Chile Verde

Raven Higheagle

By
@ravenhigheagle

A warm, hearty stew that will leave you full and satisfied. If fresh roasted chiles are not available, you can use canned. Omit the sugar for a low-carb version.

Rating:
☆☆☆☆☆ 0 votes
Comments:
Serves:
Serves 4 to 6
Prep:
15 Min
Cook:
4 Hr
Method:
Stove Top

Ingredients

1 1/2 lb
pork boneless and diced to cubes (can use chicken)
2 c
chicken stock
1 c
green chile sauce*
2 c
tomatillos, husks removed and coarsely chopped
2
roasted green chiles, seeded and diced (anaheim or poblano work well)
4 clove
garlic, peeled and diced
1 medium
onion, peeled and diced
1/4 tsp
black pepper
1/2 tsp
salt
1/2 tsp
cumin
1/2 tsp
sugar*
3 Tbsp
oil
2 c
water

FOR THE CHILI SAUCE

2 lb
fresh green chiles
1/2 c
water
1 Tbsp
vinegar

Step-By-Step

1Chili Sauce:

Roast 2 pounds of fresh green chiles on a grill or under the broiler until the skin is blackened and bubbly.
2Let them cool, peel the skin off and scrape out the seeds.
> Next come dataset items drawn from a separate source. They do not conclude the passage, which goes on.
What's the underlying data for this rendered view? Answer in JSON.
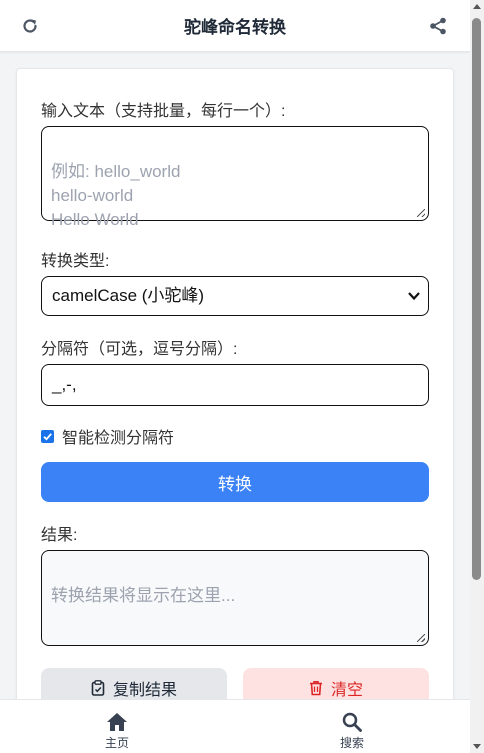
{
  "header": {
    "title": "驼峰命名转换",
    "left_icon": "refresh-icon",
    "right_icon": "share-icon"
  },
  "input": {
    "label": "输入文本（支持批量，每行一个）:",
    "placeholder": "例如: hello_world\nhello-world\nHello World"
  },
  "convert_type": {
    "label": "转换类型:",
    "selected": "camelCase (小驼峰)"
  },
  "separator": {
    "label": "分隔符（可选，逗号分隔）:",
    "value": "_,-,"
  },
  "smart_detect": {
    "label": "智能检测分隔符",
    "checked": true
  },
  "convert_button": {
    "label": "转换"
  },
  "result": {
    "label": "结果:",
    "placeholder": "转换结果将显示在这里..."
  },
  "actions": {
    "copy_label": "复制结果",
    "clear_label": "清空"
  },
  "bottom_nav": {
    "items": [
      {
        "label": "主页",
        "icon": "home-icon"
      },
      {
        "label": "搜索",
        "icon": "search-icon"
      }
    ]
  },
  "colors": {
    "accent": "#3b82f6",
    "danger": "#dc2626",
    "danger_bg": "#fee2e2",
    "neutral_bg": "#e5e7eb"
  }
}
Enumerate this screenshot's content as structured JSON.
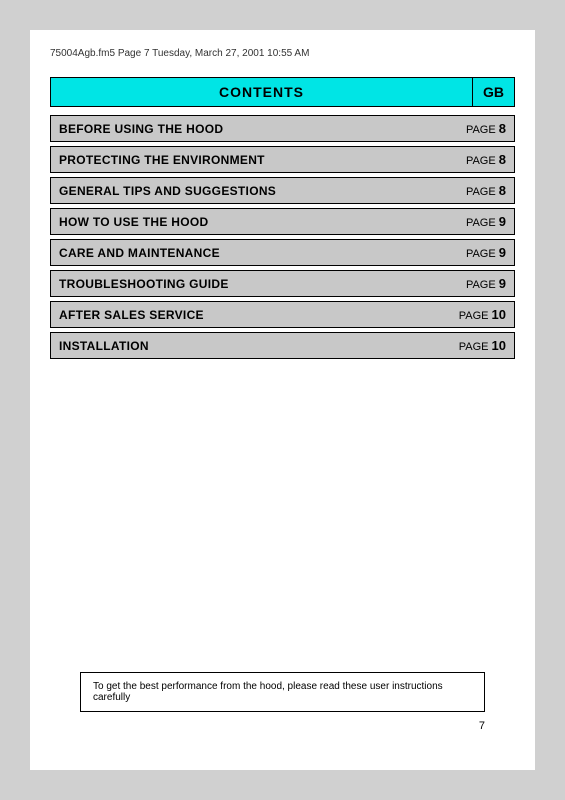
{
  "header": {
    "file_info": "75004Agb.fm5  Page 7  Tuesday, March 27, 2001  10:55 AM"
  },
  "contents": {
    "title": "CONTENTS",
    "gb_label": "GB"
  },
  "toc_items": [
    {
      "label": "BEFORE USING THE HOOD",
      "page_text": "PAGE",
      "page_num": "8"
    },
    {
      "label": "PROTECTING THE ENVIRONMENT",
      "page_text": "PAGE",
      "page_num": "8"
    },
    {
      "label": "GENERAL TIPS AND SUGGESTIONS",
      "page_text": "PAGE",
      "page_num": "8"
    },
    {
      "label": "HOW TO USE THE HOOD",
      "page_text": "PAGE",
      "page_num": "9"
    },
    {
      "label": "CARE AND MAINTENANCE",
      "page_text": "PAGE",
      "page_num": "9"
    },
    {
      "label": "TROUBLESHOOTING GUIDE",
      "page_text": "PAGE",
      "page_num": "9"
    },
    {
      "label": "AFTER SALES SERVICE",
      "page_text": "PAGE",
      "page_num": "10"
    },
    {
      "label": "INSTALLATION",
      "page_text": "PAGE",
      "page_num": "10"
    }
  ],
  "footer": {
    "note": "To get the best performance from the hood, please read these user instructions carefully"
  },
  "page_number": "7"
}
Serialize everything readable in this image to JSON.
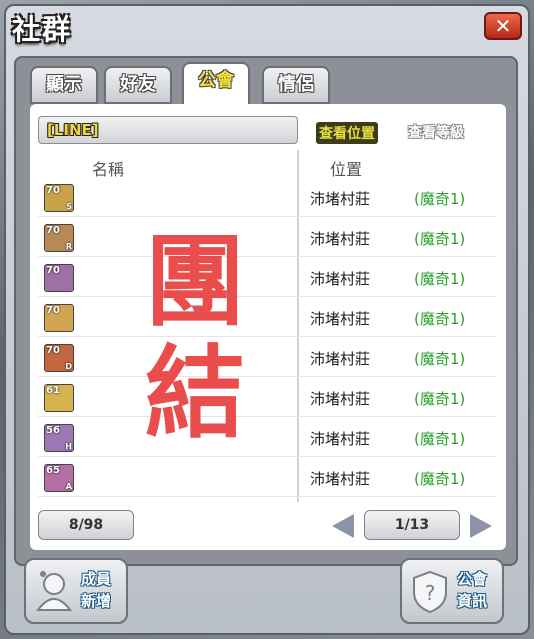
{
  "window": {
    "title": "社群",
    "close_label": "✕"
  },
  "tabs": [
    {
      "label": "顯示",
      "active": false
    },
    {
      "label": "好友",
      "active": false
    },
    {
      "label": "公會",
      "active": true
    },
    {
      "label": "情侶",
      "active": false
    }
  ],
  "guild_name": "[LINE]",
  "view_position_label": "查看位置",
  "view_level_label": "查看等級",
  "columns": {
    "name": "名稱",
    "location": "位置"
  },
  "members": [
    {
      "level": "70",
      "class_letter": "S",
      "location": "沛堵村莊",
      "channel": "(魔奇1)",
      "avatar_color": "#caa24a"
    },
    {
      "level": "70",
      "class_letter": "R",
      "location": "沛堵村莊",
      "channel": "(魔奇1)",
      "avatar_color": "#b98a57"
    },
    {
      "level": "70",
      "class_letter": "",
      "location": "沛堵村莊",
      "channel": "(魔奇1)",
      "avatar_color": "#a06fa8"
    },
    {
      "level": "70",
      "class_letter": "",
      "location": "沛堵村莊",
      "channel": "(魔奇1)",
      "avatar_color": "#d2a552"
    },
    {
      "level": "70",
      "class_letter": "D",
      "location": "沛堵村莊",
      "channel": "(魔奇1)",
      "avatar_color": "#c4673e"
    },
    {
      "level": "61",
      "class_letter": "",
      "location": "沛堵村莊",
      "channel": "(魔奇1)",
      "avatar_color": "#d8b24e"
    },
    {
      "level": "56",
      "class_letter": "H",
      "location": "沛堵村莊",
      "channel": "(魔奇1)",
      "avatar_color": "#9e78b6"
    },
    {
      "level": "65",
      "class_letter": "A",
      "location": "沛堵村莊",
      "channel": "(魔奇1)",
      "avatar_color": "#b56fa3"
    }
  ],
  "stamp_text": [
    "團",
    "結"
  ],
  "member_count": "8/98",
  "pagination": {
    "page": "1/13"
  },
  "buttons": {
    "add_member": [
      "成員",
      "新增"
    ],
    "guild_info": [
      "公會",
      "資訊"
    ]
  },
  "colors": {
    "stamp": "#e8403e",
    "channel": "#2aa02a",
    "guild_name": "#f2d53a",
    "close": "#c9352a"
  }
}
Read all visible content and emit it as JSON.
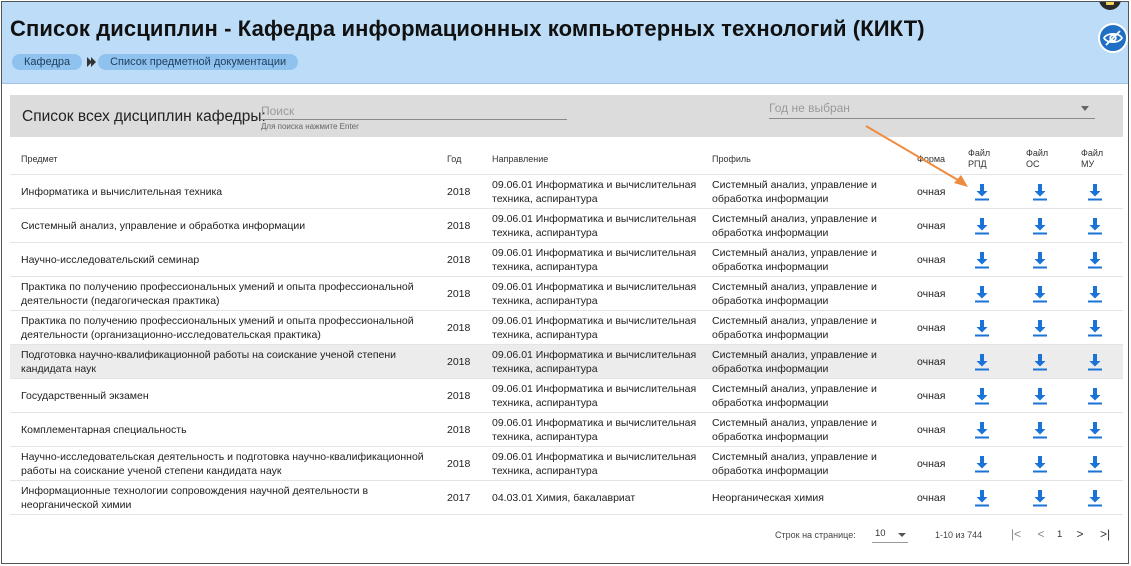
{
  "header": {
    "title": "Список дисциплин - Кафедра информационных компьютерных технологий (КИКТ)",
    "breadcrumb": [
      "Кафедра",
      "Список предметной документации"
    ]
  },
  "filter": {
    "title": "Список всех дисциплин кафедры:",
    "search_placeholder": "Поиск",
    "search_hint": "Для поиска нажмите Enter",
    "year_placeholder": "Год не выбран"
  },
  "table": {
    "columns": {
      "subject": "Предмет",
      "year": "Год",
      "direction": "Направление",
      "profile": "Профиль",
      "form": "Форма",
      "rpd": [
        "Файл",
        "РПД"
      ],
      "os": [
        "Файл",
        "ОС"
      ],
      "mu": [
        "Файл",
        "МУ"
      ]
    },
    "rows": [
      {
        "subject": "Информатика и вычислительная техника",
        "year": "2018",
        "direction": "09.06.01 Информатика и вычислительная техника, аспирантура",
        "profile": "Системный анализ, управление и обработка информации",
        "form": "очная"
      },
      {
        "subject": "Системный анализ, управление и обработка информации",
        "year": "2018",
        "direction": "09.06.01 Информатика и вычислительная техника, аспирантура",
        "profile": "Системный анализ, управление и обработка информации",
        "form": "очная"
      },
      {
        "subject": "Научно-исследовательский семинар",
        "year": "2018",
        "direction": "09.06.01 Информатика и вычислительная техника, аспирантура",
        "profile": "Системный анализ, управление и обработка информации",
        "form": "очная"
      },
      {
        "subject": "Практика по получению профессиональных умений и опыта профессиональной деятельности (педагогическая практика)",
        "year": "2018",
        "direction": "09.06.01 Информатика и вычислительная техника, аспирантура",
        "profile": "Системный анализ, управление и обработка информации",
        "form": "очная"
      },
      {
        "subject": "Практика по получению профессиональных умений и опыта профессиональной деятельности (организационно-исследовательская практика)",
        "year": "2018",
        "direction": "09.06.01 Информатика и вычислительная техника, аспирантура",
        "profile": "Системный анализ, управление и обработка информации",
        "form": "очная"
      },
      {
        "subject": "Подготовка научно-квалификационной работы на соискание ученой степени кандидата наук",
        "year": "2018",
        "direction": "09.06.01 Информатика и вычислительная техника, аспирантура",
        "profile": "Системный анализ, управление и обработка информации",
        "form": "очная",
        "highlighted": true
      },
      {
        "subject": "Государственный экзамен",
        "year": "2018",
        "direction": "09.06.01 Информатика и вычислительная техника, аспирантура",
        "profile": "Системный анализ, управление и обработка информации",
        "form": "очная"
      },
      {
        "subject": "Комплементарная специальность",
        "year": "2018",
        "direction": "09.06.01 Информатика и вычислительная техника, аспирантура",
        "profile": "Системный анализ, управление и обработка информации",
        "form": "очная"
      },
      {
        "subject": "Научно-исследовательская деятельность и подготовка научно-квалификационной работы на соискание ученой степени кандидата наук",
        "year": "2018",
        "direction": "09.06.01 Информатика и вычислительная техника, аспирантура",
        "profile": "Системный анализ, управление и обработка информации",
        "form": "очная"
      },
      {
        "subject": "Информационные технологии сопровождения научной деятельности в неорганической химии",
        "year": "2017",
        "direction": "04.03.01 Химия, бакалавриат",
        "profile": "Неорганическая химия",
        "form": "очная"
      }
    ]
  },
  "pagination": {
    "rows_per_page_label": "Строк на странице:",
    "rows_per_page": "10",
    "range": "1-10 из 744",
    "current_page": "1",
    "first_icon": "|<",
    "prev_icon": "<",
    "next_icon": ">",
    "last_icon": ">|"
  },
  "icons": {
    "download": "download-icon",
    "visibility": "eye-off-icon",
    "top_button": "notes-icon"
  },
  "colors": {
    "header_bg": "#bcdcf7",
    "crumb_bg": "#8fc2ee",
    "download_blue": "#1a73d6",
    "annotation_arrow": "#f08a3c",
    "filter_bg": "#dcdcdc"
  }
}
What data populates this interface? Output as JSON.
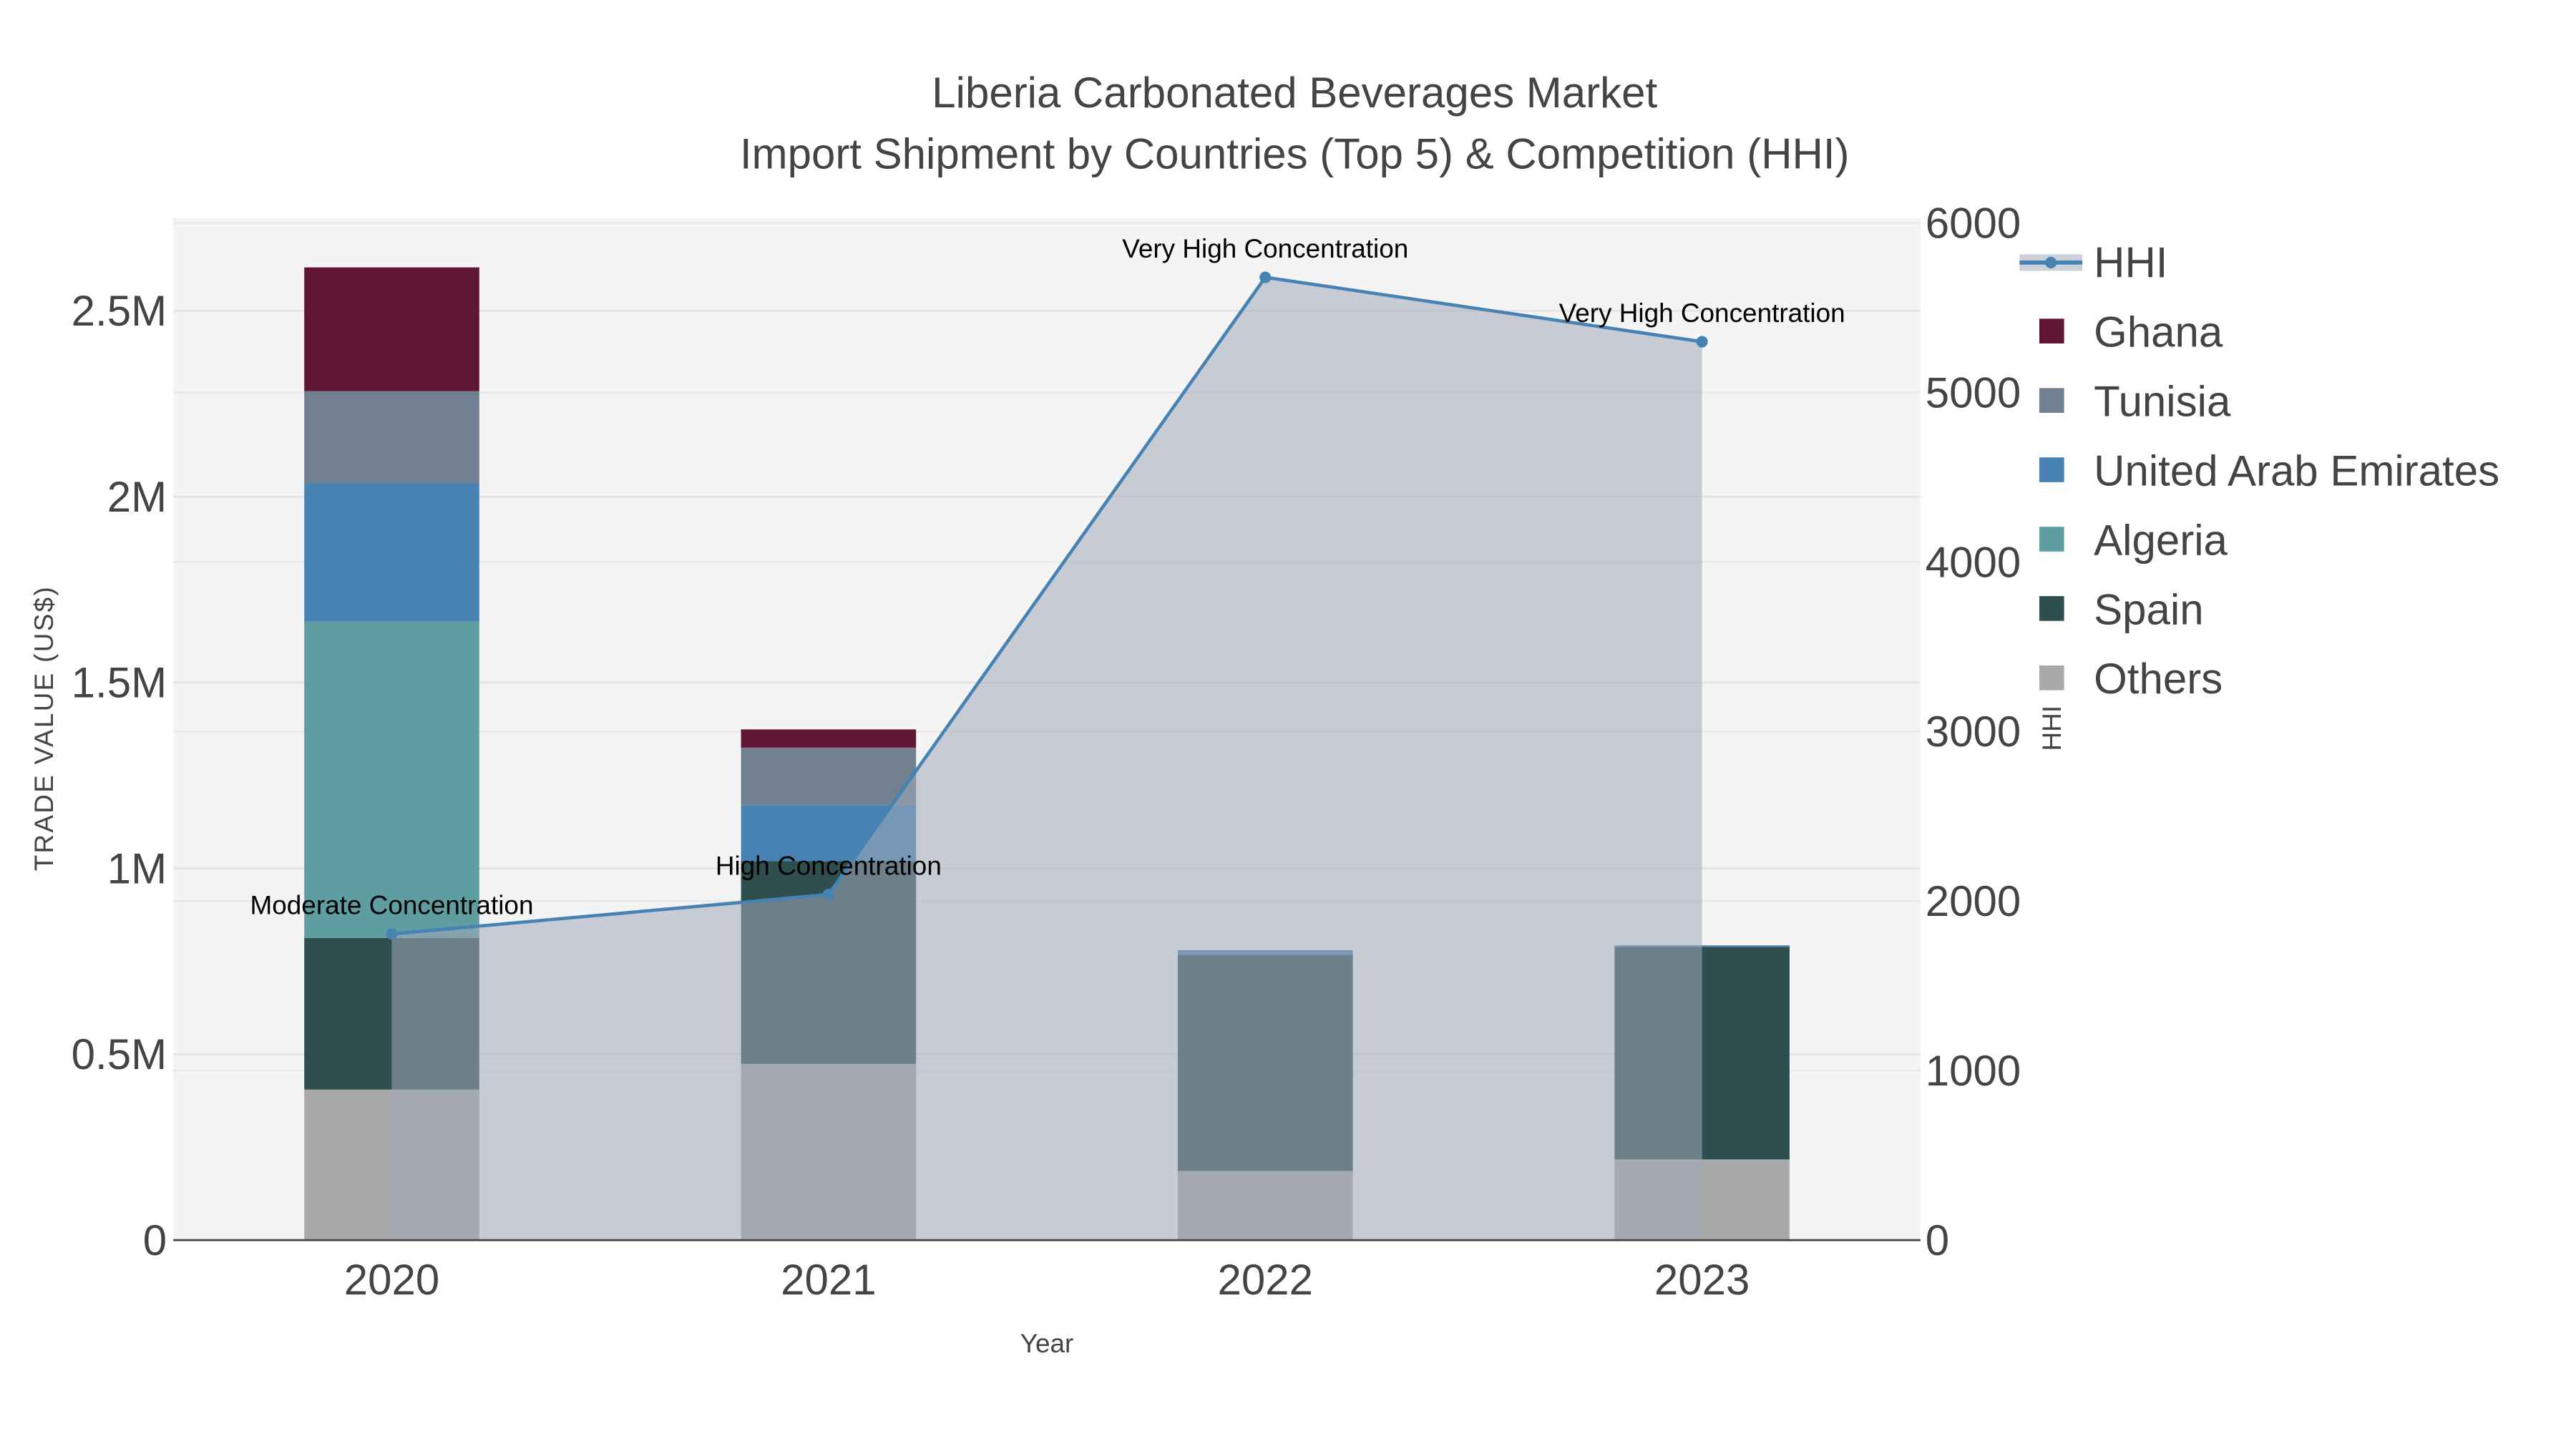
{
  "chart_data": {
    "type": "bar",
    "title": "Liberia Carbonated Beverages Market",
    "subtitle": "Import Shipment by Countries (Top 5) & Competition (HHI)",
    "xlabel": "Year",
    "ylabel": "TRADE VALUE (US$)",
    "y2label": "HHI",
    "categories": [
      "2020",
      "2021",
      "2022",
      "2023"
    ],
    "ylim": [
      0,
      2750000
    ],
    "y2lim": [
      0,
      6000
    ],
    "yticks": [
      {
        "v": 0,
        "label": "0"
      },
      {
        "v": 500000,
        "label": "0.5M"
      },
      {
        "v": 1000000,
        "label": "1M"
      },
      {
        "v": 1500000,
        "label": "1.5M"
      },
      {
        "v": 2000000,
        "label": "2M"
      },
      {
        "v": 2500000,
        "label": "2.5M"
      }
    ],
    "y2ticks": [
      {
        "v": 0,
        "label": "0"
      },
      {
        "v": 1000,
        "label": "1000"
      },
      {
        "v": 2000,
        "label": "2000"
      },
      {
        "v": 3000,
        "label": "3000"
      },
      {
        "v": 4000,
        "label": "4000"
      },
      {
        "v": 5000,
        "label": "5000"
      },
      {
        "v": 6000,
        "label": "6000"
      }
    ],
    "grid": true,
    "legend_position": "right",
    "series": [
      {
        "name": "Others",
        "color": "#a9a9a9",
        "values": [
          405000,
          474000,
          186000,
          217000
        ]
      },
      {
        "name": "Spain",
        "color": "#2f4f4f",
        "values": [
          408000,
          546000,
          581000,
          572000
        ]
      },
      {
        "name": "Algeria",
        "color": "#5f9ea0",
        "values": [
          851000,
          0,
          0,
          0
        ]
      },
      {
        "name": "United Arab Emirates",
        "color": "#4682b4",
        "values": [
          372000,
          150000,
          13000,
          4000
        ]
      },
      {
        "name": "Tunisia",
        "color": "#708090",
        "values": [
          248000,
          155000,
          0,
          0
        ]
      },
      {
        "name": "Ghana",
        "color": "#601535",
        "values": [
          333000,
          49000,
          0,
          0
        ]
      }
    ],
    "hhi": {
      "name": "HHI",
      "color": "#4682b4",
      "values": [
        1806,
        2039,
        5680,
        5300
      ],
      "annotations": [
        "Moderate Concentration",
        "High Concentration",
        "Very High Concentration",
        "Very High Concentration"
      ]
    }
  }
}
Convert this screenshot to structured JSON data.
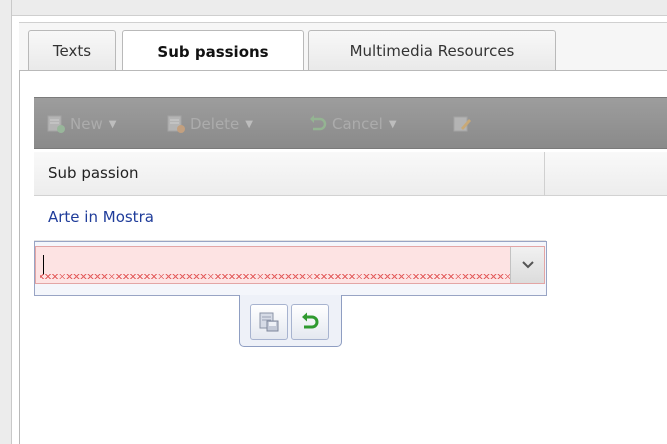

Cut the stem off and discard with the seeds and skin.
3Puree or blend the chiles with 1/2 cup water, a tablespoon of vinegar and salt to taste (I usually use about a teaspoon) until smooth.
4For the Chili Verde:

Brown the chicken or pork in a small amount of lard or oil, over high heat.
5Place the browned chicken or pork, chili sauce and tomatillos into a large, covered pot over low heat.
6Simmer for 2 hours. Add remaining ingredients and simmer for an additional 2 hours. Check every 30 minutes and add water as necessary. Serve hot.